God of Trash

Chapter 74. Boil it Down



Rhys knelt by the glue cauldron. He injected mana into the water and bones, even tried to push the intent to become glue onto the bones, but nothing took. His intent slid right off the bones. They had once been alive, and they were full of such complex intents and emotions that there was no room for his desires, let alone a desire that pushed them toward total deterioration. It was a truth that gave Rhys other ideas, but for now, he put those ideas in the back of his mind. He was already flirting with curses and curse power. He didn’t need to add necromancy—ahem, trashromancy—to the pile before the all-important tournament where he had to fairly beat Ernesto’s champion.

Intent didn’t work. Just adding mana didn’t do much except push the water to boil hotter, which was helpful, but the cost-value-time ratio simply wasn’t there. He needed something else. Something that pushed these bones to transform and melt, rather than just sit here and slowly bubble. Something more intense than either intent or mana.

He skimmed through his trash-related skills. This wasn’t the time for Trash Body. Trash Intent had already failed. Trash Step, likewise, not the time. Trash Manipulation, Enchanting, and Talk all had no place here. The only thing he could think of as working at all was Trash Aura.

Trash Aura was the part of Trash Intent he could project outward. Trash Intent helped him draw out the form of the trash’s intent, or enforce his intent on trash, and Trash Aura was the next step. The skill that allowed him to take that intent and project it outward. It was equivalent to shooting sword light off a sword; essentially, firing a blast of mana and power from the weapon in the form of an immaterial aura that took the form of the thing he was firing it from. Therefore, it was the next step of Trash Intent. Trash Intent let him wrap trash with energy, and even let it resume a new form, and Trash Aura then projected that outward.

Given that he couldn’t use Trash Intent on the bones, Trash Aura seemed to not fit, but on the other hand, wasn’t it ideal in this situation? If he didn’t try to use Trash Intent to enforce his will on the trash, but simply let it assume any form, then fired off that intent into the pot…

Rhys hovered his hand over the bones. The two skills activated in quick succession, Trash Intent, then Trash Aura. The bones all took the forms they wanted to in thin energy projections, whether they longed to be whole limbs, whole bones, or even a whole skeleton, all of them crammed into the tiny pot, then shot that energy into the pot, depleting their own intent to fire the aura. The auras slammed into the bones, and the bones broke. It was like using a hundred mortars and pestles all at once to hammer the bones into pieces, but he let the bones do all the work for him. Again, and again. As the bones broke into smaller pieces, the combination grew more effective, and the bones broke down smaller and smaller, until Rhys couldn’t grip them with intent anymore.
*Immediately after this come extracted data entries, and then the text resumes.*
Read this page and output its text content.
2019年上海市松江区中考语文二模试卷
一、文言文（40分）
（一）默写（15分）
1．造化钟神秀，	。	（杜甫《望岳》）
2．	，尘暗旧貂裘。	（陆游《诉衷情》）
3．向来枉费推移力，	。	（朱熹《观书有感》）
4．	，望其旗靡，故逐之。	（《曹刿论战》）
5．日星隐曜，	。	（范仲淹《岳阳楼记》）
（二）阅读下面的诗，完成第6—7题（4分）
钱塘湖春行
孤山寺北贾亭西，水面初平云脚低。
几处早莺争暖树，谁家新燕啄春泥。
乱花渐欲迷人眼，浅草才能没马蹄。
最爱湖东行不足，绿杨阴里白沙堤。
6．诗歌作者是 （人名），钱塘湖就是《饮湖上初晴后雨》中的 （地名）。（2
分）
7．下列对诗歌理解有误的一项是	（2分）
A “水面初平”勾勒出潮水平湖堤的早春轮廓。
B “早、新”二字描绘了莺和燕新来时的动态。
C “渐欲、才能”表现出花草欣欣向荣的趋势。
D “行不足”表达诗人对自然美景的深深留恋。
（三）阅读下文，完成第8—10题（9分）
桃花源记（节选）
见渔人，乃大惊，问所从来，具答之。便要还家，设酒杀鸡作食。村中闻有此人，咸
It no longer mattered, at that point. The mana-enhanced boiling water quickly softened the bone shards, and he used the mana, and Trash Manipulation, to crush the shards even smaller and churn the gruel into paste. When the granules got too small for that to work, Rhys stirred the glue with a scrap of wood, using Trash Intent to extend the stick into the sticky mixture so it couldn’t cling to it.

He grabbed the paper, took a bit of the glue, and laminated the foil onto the paper. It was the pages of an old book, with bits of some kind of scripture on it, not that Rhys cared. Taking another page, he repeated the actions, then added a bit of glue to the very edges and glued the two together. Rhys looked up, glancing over at Bast. “The chips ready yet?”

“Got a few,” Bast replied, thumbing over his shoulder. A veritable mountain of chips piled atop the fluffy cloth.

Now that’s mage-worthy efficiency. Gods, if I could bring the Industrial Revolution here… Then again, it wouldn’t do anything, would it? The Industrial Revolution was all about working together and using machines to accomplish what one man could not, but Bast had just done an industrial quantity of chip production in an hour or so, all on his own, as a martial artist and not even a mage. If he added machines, he would probably only slow Bast down, rather than speed him up. At best, he’d unlock a marginal speed-up, some real diminishing returns-level of breakthrough. If he didn’t have Bast, or any helper, it might have been worth it just from a laziness perspective, but as it was, he might as well use this whole scenario as training toward the next Tier, using techniques and skills, exercising his mana, and expanding his speed and dexterity, rather than waste his time building machines that would do nothing to raise his Tier.

Rhys tried one. Tingle of mana, perfectly salted, delicious! He nodded. “Good work.” Holding his bag open, he used Trash Manipulation to put a quantity of chips inside, then sealed it shut with a bit more glue. He handed it to Bast. “Open it with a minimum of strength.”

Bast nodded. He gripped the bag and tore it from the edge. The foil and paper ripped easily enough. “It was easy. Shouldn’t be a problem.”